You received a call from the school: Your child was hurt on the playground equipment, and they want to know what you'd like them to do. It's not your day for custody, but your ex-spouse isn't answering. On top of that, they aren't sure if your child needs to go to the hospital or if you'd prefer to pick them up yourself.

In this circumstance, most parents understand that whoever gets the call should go to their child's aid. However, depending on who has legal custody, you may not be able to make decisions on their care.

Legal custody refers to a parent's right to make decisions about your child's schooling, religion, housing and medical care.
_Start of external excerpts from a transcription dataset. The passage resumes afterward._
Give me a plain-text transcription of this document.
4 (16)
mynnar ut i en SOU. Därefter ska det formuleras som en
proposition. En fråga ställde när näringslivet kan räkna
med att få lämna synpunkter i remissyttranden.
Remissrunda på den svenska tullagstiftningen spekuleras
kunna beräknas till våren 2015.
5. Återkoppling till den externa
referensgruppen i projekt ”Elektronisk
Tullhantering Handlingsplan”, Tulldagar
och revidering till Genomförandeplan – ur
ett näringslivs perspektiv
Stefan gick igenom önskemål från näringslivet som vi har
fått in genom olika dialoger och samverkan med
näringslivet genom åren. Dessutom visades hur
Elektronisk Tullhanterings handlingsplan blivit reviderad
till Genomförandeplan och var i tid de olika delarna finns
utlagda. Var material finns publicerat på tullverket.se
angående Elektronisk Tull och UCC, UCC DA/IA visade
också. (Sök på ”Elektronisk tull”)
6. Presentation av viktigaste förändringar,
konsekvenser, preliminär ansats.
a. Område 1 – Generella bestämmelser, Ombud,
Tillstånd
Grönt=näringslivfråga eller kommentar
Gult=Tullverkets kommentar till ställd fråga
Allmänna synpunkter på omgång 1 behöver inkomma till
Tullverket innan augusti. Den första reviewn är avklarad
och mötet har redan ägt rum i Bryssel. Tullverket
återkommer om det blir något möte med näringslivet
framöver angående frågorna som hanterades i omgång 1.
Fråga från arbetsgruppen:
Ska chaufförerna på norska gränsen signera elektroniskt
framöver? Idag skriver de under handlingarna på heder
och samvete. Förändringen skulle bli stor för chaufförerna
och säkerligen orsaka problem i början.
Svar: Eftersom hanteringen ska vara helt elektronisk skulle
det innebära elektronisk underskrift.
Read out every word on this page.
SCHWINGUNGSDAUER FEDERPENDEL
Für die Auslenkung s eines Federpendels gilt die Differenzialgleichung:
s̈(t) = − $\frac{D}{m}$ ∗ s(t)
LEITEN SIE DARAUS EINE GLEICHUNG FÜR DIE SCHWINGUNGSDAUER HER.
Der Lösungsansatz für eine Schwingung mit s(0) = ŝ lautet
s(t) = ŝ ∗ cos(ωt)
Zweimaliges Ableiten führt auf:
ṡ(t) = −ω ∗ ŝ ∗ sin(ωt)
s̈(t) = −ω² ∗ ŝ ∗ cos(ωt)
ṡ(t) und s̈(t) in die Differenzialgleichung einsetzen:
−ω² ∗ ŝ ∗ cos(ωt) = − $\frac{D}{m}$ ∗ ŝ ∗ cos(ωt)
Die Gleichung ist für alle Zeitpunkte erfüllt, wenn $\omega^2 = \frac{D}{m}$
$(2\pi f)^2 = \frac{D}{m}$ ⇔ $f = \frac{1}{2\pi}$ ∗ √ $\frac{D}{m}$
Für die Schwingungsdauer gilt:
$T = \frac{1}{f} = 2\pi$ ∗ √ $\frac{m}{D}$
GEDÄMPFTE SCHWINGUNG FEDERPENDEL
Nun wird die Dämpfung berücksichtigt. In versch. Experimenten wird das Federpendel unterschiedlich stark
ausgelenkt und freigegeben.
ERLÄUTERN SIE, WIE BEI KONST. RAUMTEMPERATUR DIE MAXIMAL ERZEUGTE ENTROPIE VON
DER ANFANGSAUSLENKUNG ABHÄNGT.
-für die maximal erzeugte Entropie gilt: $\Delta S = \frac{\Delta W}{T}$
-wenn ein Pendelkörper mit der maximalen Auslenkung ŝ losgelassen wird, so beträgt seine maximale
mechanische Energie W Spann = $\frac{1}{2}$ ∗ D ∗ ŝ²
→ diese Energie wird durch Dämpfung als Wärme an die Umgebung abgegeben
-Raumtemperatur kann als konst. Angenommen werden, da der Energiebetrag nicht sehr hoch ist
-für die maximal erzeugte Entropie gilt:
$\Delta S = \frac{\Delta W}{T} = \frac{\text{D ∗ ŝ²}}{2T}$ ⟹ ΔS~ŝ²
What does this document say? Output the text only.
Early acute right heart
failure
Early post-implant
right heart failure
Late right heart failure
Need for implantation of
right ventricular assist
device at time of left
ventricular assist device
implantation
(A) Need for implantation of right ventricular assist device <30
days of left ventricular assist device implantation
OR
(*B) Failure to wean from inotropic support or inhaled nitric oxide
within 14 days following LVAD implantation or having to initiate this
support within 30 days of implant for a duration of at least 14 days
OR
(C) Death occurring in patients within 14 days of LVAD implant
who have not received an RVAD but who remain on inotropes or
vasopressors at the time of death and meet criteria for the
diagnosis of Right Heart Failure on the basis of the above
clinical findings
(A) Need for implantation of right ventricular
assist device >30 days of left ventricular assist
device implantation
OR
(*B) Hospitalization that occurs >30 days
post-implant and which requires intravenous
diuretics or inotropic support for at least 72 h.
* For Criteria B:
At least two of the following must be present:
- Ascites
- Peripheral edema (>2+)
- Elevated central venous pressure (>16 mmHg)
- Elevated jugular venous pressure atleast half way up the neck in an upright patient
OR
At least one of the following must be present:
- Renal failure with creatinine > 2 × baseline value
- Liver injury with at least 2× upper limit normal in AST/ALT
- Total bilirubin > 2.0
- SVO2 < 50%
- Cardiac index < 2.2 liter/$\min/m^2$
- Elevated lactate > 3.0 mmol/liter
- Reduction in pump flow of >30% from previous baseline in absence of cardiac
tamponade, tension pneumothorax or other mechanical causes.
Normally, parents share legal custody even after divorce, but there are cases where one parent may only have physical custody and not legally be able to make decisions about their child's medical care.

Your parenting plan should have information about emergencies in it. If the custodial parent or parent with legal custody isn't able to be reached, then it makes sense to do what everyone agrees is in the child's best interests at that time. Sometimes, medical care, for example, can't wait for someone to check their phone or get back to the school from a great distance, especially when the other parent can be there sooner.

If you have legal and physical custody in Lakewood, you don't have to worry about making health care decisions on your child's behalf. However, you should make sure that you notify the school and your ex-spouse about where you'll take your child if this isn't your time for custody. Most reasonable parents would agree that good communication in an emergency is all that's necessary to resolve the situation.

What should you do if you're not available and the other parent can't be reached?

In that case, you may want to let the school decide. Ask them to call an ambulance or to take your child to get care, and continue to try to reach the other parent. This can be an issue for parents who travel or who have no ability to be there physically on noncustodial dates, so it's another thing to include in your parenting plan and discuss with the school, so it's clear what your wishes would be in an emergency.

Parents always need to do what's in their children's best interests. If your child is hurt and you have legal custody, then you have the right to make medical decisions.